If you are affected by an acquisition (or if you are just considering your job security in general), here are some questions to ask yourself.

First, are you with the buying company or the company being acquired?  It is obviously better to be on the acquiring side where key staffing decisions are made.

Second, what kind of acquisition is it?  McKinsey (The Six Types of Successful Acquisitions, describes six (duh!) types of acquisitions that tend to be successful, with differing career implications for each.  These are: improving the performance of the target company, removing excess capacity from an industry, creating market access for a product, acquiring skills or technologies more quickly or at lower cost, exploiting a business’s industry specific scalability, and picking winners early.  If there is any talk about reducing overhead, improving margins and cash flow, or removing excess industry capacity, you are in obvious danger.  Where do you fit in these scenarios?

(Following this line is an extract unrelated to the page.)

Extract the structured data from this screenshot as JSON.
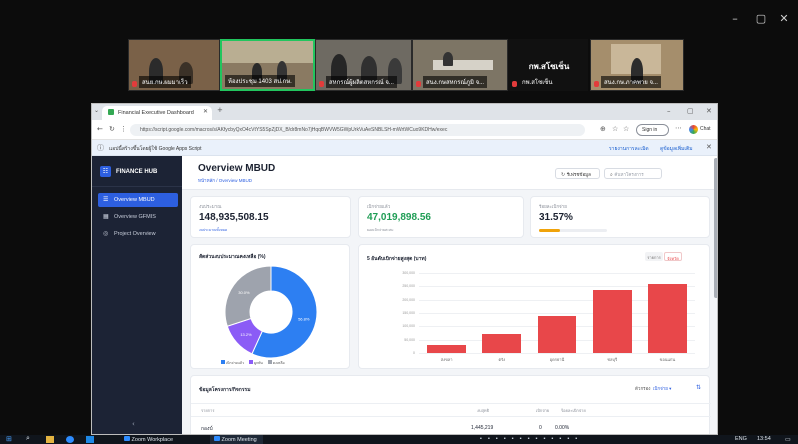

Another key question is whether you are in overlapping or redundant functions, generally including any administrative or “overhead” departments.  These are often the first to go.

Are your manager and her/his chain of command safe and very well connected?  If so, you may receive some cover, but there are always surprises when the political winds change.

Do you have a particularly unique and valuable skill?  And is it recognized as such?  These tend to be in line departments- engineering, technology, major account sales, possibly some critical operations arenas, etc.  This question deserves some serious thought whether you are being acquired or not.

Do you have prior M&A experience?  If so, you may be seen as a valuable asset during the transition.

Do you have strong networking connections into the acquiring company?  This presumes you have focused at least some of your time and energy on professional networking, so you have already built your industry bridges.  (Again, general career advice implied here.)

Lastly, is it time to be looking for a new opportunity anyway?  No matter what your answers to the above questions, acquisitions bring uncertainty to your career, and this uncertainty may be enough to tip you into action.

Unless you have received a two or three year contract from your new employer, acquisition activity is the time to do some serious career thinking.